Libération 11 mai 2011
Le ministre français de la Coopération, Henri de Raincourt, s’est attiré les critiques de plusieurs ONG de défense des droits de l’homme, dont Amnesty International et Human Rights Watch.
Elles lui reprochent sa présence, dimanche à Djibouti, aux côtés du président soudanais Omar el-Béchir, lors de la cérémonie d’investiture du Djiboutien Omar Guelleh. Or, El-Béchir est visé par un mandat d’arrêt de la Cour pénale internationale pour «génocide» au Darfour. Les ONG, dont la Fédération internationale des droits de l’homme, ont fustigé la «présence indécente d’un ministre de la République française» aux côtés du président soudanais.
Quand un ministre français croise le Soudanais Al-Béchir
Erreur d’anticipation de la diplomatie française ? Piège tendu par les autorités de Djibouti ? Ou bien calcul de Paris donnant la priorité à des considérations géopolitiques plutôt qu’à la justice internationale, en espérant que l’affaire passerait inaperçue ?
Toutes ces questions se bousculaient au lendemain d’un épisode particulièrement gênant pour la France : la présence, dimanche 8 mai, du président du Soudan, Omar Al-Béchir – recherché par la Cour pénale internationale (CPI) pour » génocide » au Darfour – à la cérémonie d’investiture du président de Djibouti, à laquelle assistait le ministre français à la coopération, Henri de Raincourt.

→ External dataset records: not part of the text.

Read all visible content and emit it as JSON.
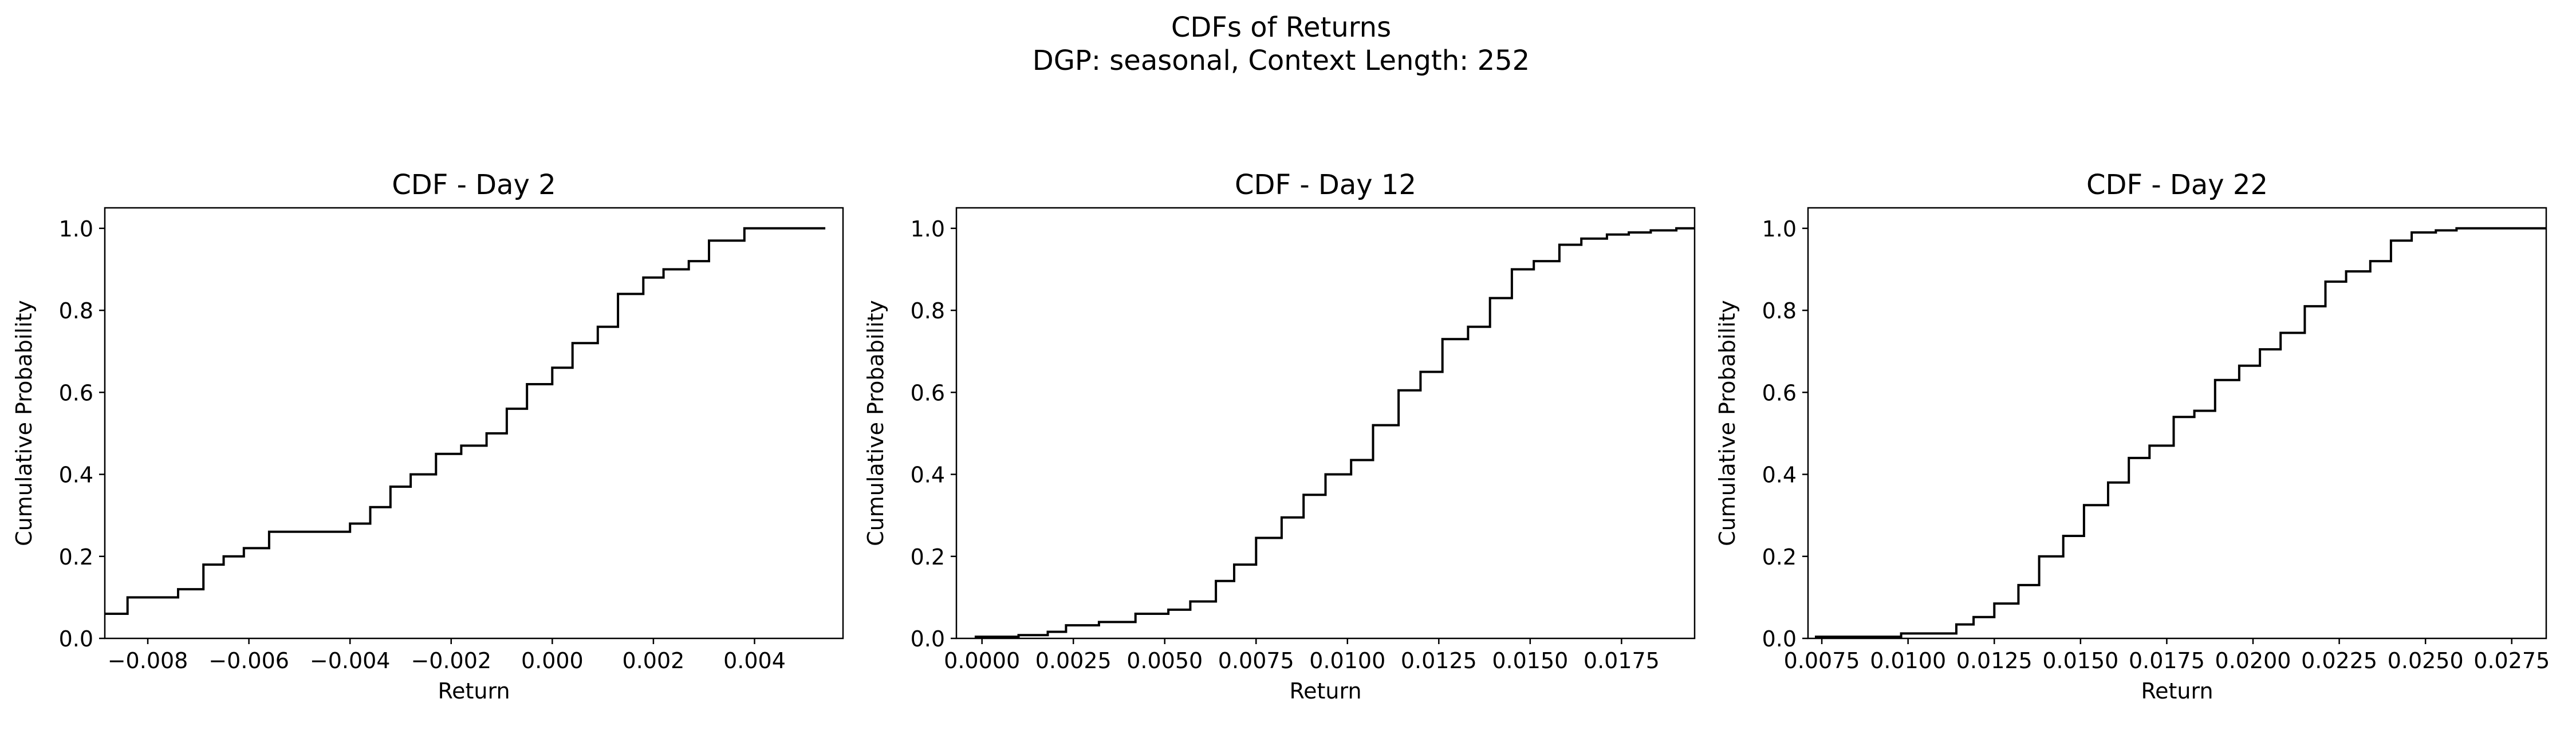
{
  "figure": {
    "title_line1": "CDFs of Returns",
    "title_line2": "DGP: seasonal, Context Length: 252"
  },
  "chart_data": [
    {
      "type": "line",
      "step": true,
      "title": "CDF - Day 2",
      "xlabel": "Return",
      "ylabel": "Cumulative Probability",
      "xlim": [
        -0.00885,
        0.00575
      ],
      "ylim": [
        0,
        1.05
      ],
      "xticks": [
        -0.008,
        -0.006,
        -0.004,
        -0.002,
        0.0,
        0.002,
        0.004
      ],
      "xtick_labels": [
        "−0.008",
        "−0.006",
        "−0.004",
        "−0.002",
        "0.000",
        "0.002",
        "0.004"
      ],
      "yticks": [
        0.0,
        0.2,
        0.4,
        0.6,
        0.8,
        1.0
      ],
      "ytick_labels": [
        "0.0",
        "0.2",
        "0.4",
        "0.6",
        "0.8",
        "1.0"
      ],
      "grid": false,
      "series": [
        {
          "x": [
            -0.0094,
            -0.0084,
            -0.0074,
            -0.0069,
            -0.0065,
            -0.0061,
            -0.0056,
            -0.004,
            -0.0036,
            -0.0032,
            -0.0028,
            -0.0023,
            -0.0018,
            -0.0013,
            -0.0009,
            -0.0005,
            0.0,
            0.0004,
            0.0009,
            0.0013,
            0.0018,
            0.0022,
            0.0027,
            0.0031,
            0.0038,
            0.0054
          ],
          "y": [
            0.06,
            0.1,
            0.12,
            0.18,
            0.2,
            0.22,
            0.26,
            0.28,
            0.32,
            0.37,
            0.4,
            0.45,
            0.47,
            0.5,
            0.56,
            0.62,
            0.66,
            0.72,
            0.76,
            0.84,
            0.88,
            0.9,
            0.92,
            0.97,
            1.0,
            1.0
          ],
          "color": "#000000"
        }
      ]
    },
    {
      "type": "line",
      "step": true,
      "title": "CDF - Day 12",
      "xlabel": "Return",
      "ylabel": "Cumulative Probability",
      "xlim": [
        -0.0007,
        0.0195
      ],
      "ylim": [
        0,
        1.05
      ],
      "xticks": [
        0.0,
        0.0025,
        0.005,
        0.0075,
        0.01,
        0.0125,
        0.015,
        0.0175
      ],
      "xtick_labels": [
        "0.0000",
        "0.0025",
        "0.0050",
        "0.0075",
        "0.0100",
        "0.0125",
        "0.0150",
        "0.0175"
      ],
      "yticks": [
        0.0,
        0.2,
        0.4,
        0.6,
        0.8,
        1.0
      ],
      "ytick_labels": [
        "0.0",
        "0.2",
        "0.4",
        "0.6",
        "0.8",
        "1.0"
      ],
      "grid": false,
      "series": [
        {
          "x": [
            -0.0002,
            0.001,
            0.0018,
            0.0023,
            0.0032,
            0.0042,
            0.0051,
            0.0057,
            0.0064,
            0.0069,
            0.0075,
            0.0082,
            0.0088,
            0.0094,
            0.0101,
            0.0107,
            0.0114,
            0.012,
            0.0126,
            0.0133,
            0.0139,
            0.0145,
            0.0151,
            0.0158,
            0.0164,
            0.0171,
            0.0177,
            0.0183,
            0.019,
            0.0196
          ],
          "y": [
            0.004,
            0.008,
            0.016,
            0.032,
            0.04,
            0.06,
            0.07,
            0.09,
            0.14,
            0.18,
            0.245,
            0.295,
            0.35,
            0.4,
            0.435,
            0.52,
            0.605,
            0.65,
            0.73,
            0.76,
            0.83,
            0.9,
            0.92,
            0.96,
            0.975,
            0.985,
            0.99,
            0.995,
            1.0,
            1.0
          ],
          "color": "#000000"
        }
      ]
    },
    {
      "type": "line",
      "step": true,
      "title": "CDF - Day 22",
      "xlabel": "Return",
      "ylabel": "Cumulative Probability",
      "xlim": [
        0.0071,
        0.0285
      ],
      "ylim": [
        0,
        1.05
      ],
      "xticks": [
        0.0075,
        0.01,
        0.0125,
        0.015,
        0.0175,
        0.02,
        0.0225,
        0.025,
        0.0275
      ],
      "xtick_labels": [
        "0.0075",
        "0.0100",
        "0.0125",
        "0.0150",
        "0.0175",
        "0.0200",
        "0.0225",
        "0.0250",
        "0.0275"
      ],
      "yticks": [
        0.0,
        0.2,
        0.4,
        0.6,
        0.8,
        1.0
      ],
      "ytick_labels": [
        "0.0",
        "0.2",
        "0.4",
        "0.6",
        "0.8",
        "1.0"
      ],
      "grid": false,
      "series": [
        {
          "x": [
            0.0073,
            0.0098,
            0.0114,
            0.0119,
            0.0125,
            0.0132,
            0.0138,
            0.0145,
            0.0151,
            0.0158,
            0.0164,
            0.017,
            0.0177,
            0.0183,
            0.0189,
            0.0196,
            0.0202,
            0.0208,
            0.0215,
            0.0221,
            0.0227,
            0.0234,
            0.024,
            0.0246,
            0.0253,
            0.0259,
            0.0265,
            0.0272,
            0.0278,
            0.029
          ],
          "y": [
            0.004,
            0.012,
            0.034,
            0.052,
            0.085,
            0.13,
            0.2,
            0.25,
            0.325,
            0.38,
            0.44,
            0.47,
            0.54,
            0.555,
            0.63,
            0.665,
            0.705,
            0.745,
            0.81,
            0.87,
            0.895,
            0.92,
            0.97,
            0.99,
            0.995,
            1.0,
            1.0,
            1.0,
            1.0,
            1.0
          ],
          "color": "#000000"
        }
      ]
    }
  ]
}
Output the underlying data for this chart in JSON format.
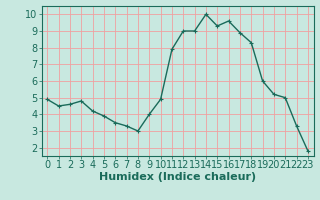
{
  "x": [
    0,
    1,
    2,
    3,
    4,
    5,
    6,
    7,
    8,
    9,
    10,
    11,
    12,
    13,
    14,
    15,
    16,
    17,
    18,
    19,
    20,
    21,
    22,
    23
  ],
  "y": [
    4.9,
    4.5,
    4.6,
    4.8,
    4.2,
    3.9,
    3.5,
    3.3,
    3.0,
    4.0,
    4.9,
    7.9,
    9.0,
    9.0,
    10.0,
    9.3,
    9.6,
    8.9,
    8.3,
    6.0,
    5.2,
    5.0,
    3.3,
    1.8
  ],
  "line_color": "#1a6b5a",
  "marker": "+",
  "marker_size": 3,
  "line_width": 1.0,
  "bg_color": "#c8e8e0",
  "grid_color_major": "#f0a0a0",
  "grid_color_minor": "#c8e8e0",
  "xlabel": "Humidex (Indice chaleur)",
  "xlabel_fontsize": 8,
  "tick_fontsize": 7,
  "ylim": [
    1.5,
    10.5
  ],
  "xlim": [
    -0.5,
    23.5
  ],
  "yticks": [
    2,
    3,
    4,
    5,
    6,
    7,
    8,
    9,
    10
  ],
  "xticks": [
    0,
    1,
    2,
    3,
    4,
    5,
    6,
    7,
    8,
    9,
    10,
    11,
    12,
    13,
    14,
    15,
    16,
    17,
    18,
    19,
    20,
    21,
    22,
    23
  ]
}
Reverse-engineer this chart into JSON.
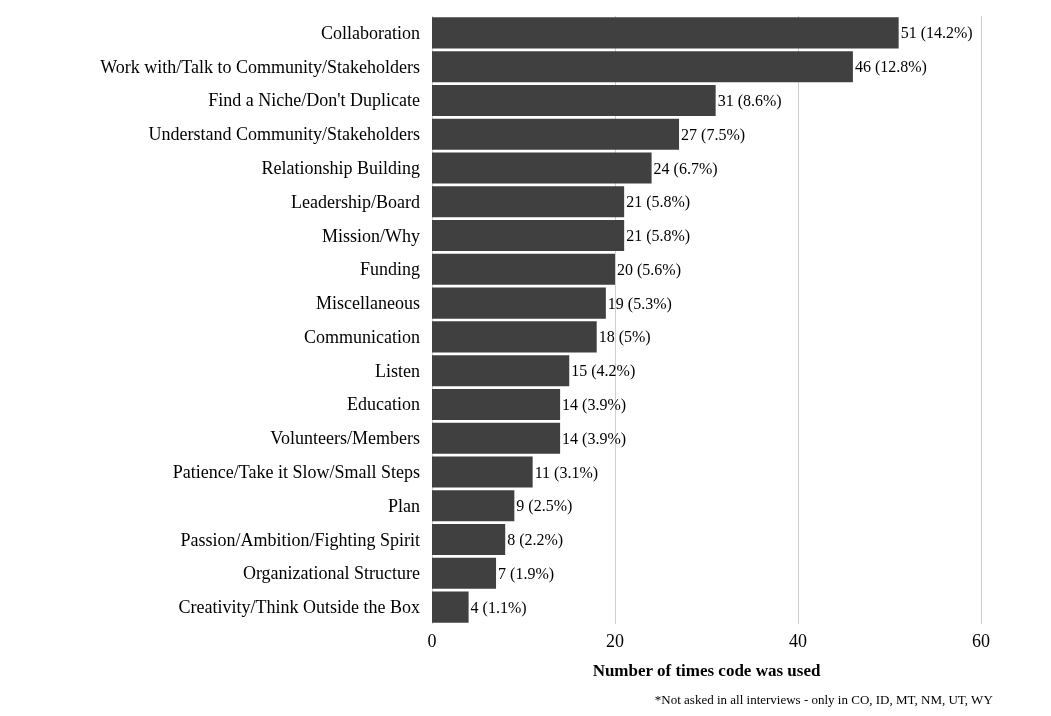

La diplomatie française affirme avoir été prise de court. » La présence de M. Béchir n’était pas connue à l’avance, affirme le porte-parole du Quai d’Orsay, Bernard Valéro. Nous regrettons sa présence à Djibouti pour les cérémonies d’investiture. Si nous l’avions su, nous aurions entrepris, à titre national ainsi qu’avec nos partenaires, des démarches auprès des autorités djiboutiennes pour les dissuader d’une telle initiative. » L’entourage de M. de Raincourt souligne qu’il n’a eu » aucun contact « avec le président soudanais.
Djibouti, qui abrite la plus grosse base militaire française en Afrique, est un Etat-partie à la CPI et endosse, à ce titre, l’obligation juridique d’arrêter sur son territoire le président Omar Al-Béchir. En se faisant représenter à un niveau gouvernemental lors d’une cérémonie à laquelle assistait un chef d’Etat poursuivi pour des crimes de la plus haute gravité, la France a-t-elle enfreint ses obligations au regard des statuts de la CPI, juridiction qu’elle est censée défendre et dont elle avait demandé la saisine, précisément sur le Darfour, en 2005 ?
Pour les organisations de défense des droits de l’homme, cela ne fait aucun doute. » La France, dont la présence et l’influence à Djibouti sont considérables, aurait dû s’opposer publiquement à la venue d’Omar Al-Béchir et appeler les autorités de Djibouti à l’arrêter « , commente Souhayr Belhassen, de la Fédération internationale des ligues des droits de l’homme.
» L’accueil du président soudanais à Djibouti est un affront aux victimes des crimes terribles » au Darfour, estime Francis Perrin, d’Amnesty international. Alors que la France a été en pointe pour défendre une action de la justice internationale sur la Libye et la Côte d’Ivoire, ce » dérapage » à Djibouti laisse perplexes les militants de la lutte contre l’impunité. » Une présence officielle de la France aurait dû être évitée au maximum « , souligne Jean-Marie Fardeau, de Human Rights Watch.
Il s’agit du troisième déplacement d’Omar Al-Béchir dans un pays d’Afrique, partie à la CPI, après ses voyages au Tchad et au Kenya en 2010. Fin janvier 2011, le président Nicolas Sarkozy avait participé en Ethiopie à un sommet de l’Union africaine. Omar Al-Béchir était présent dans l’assistance.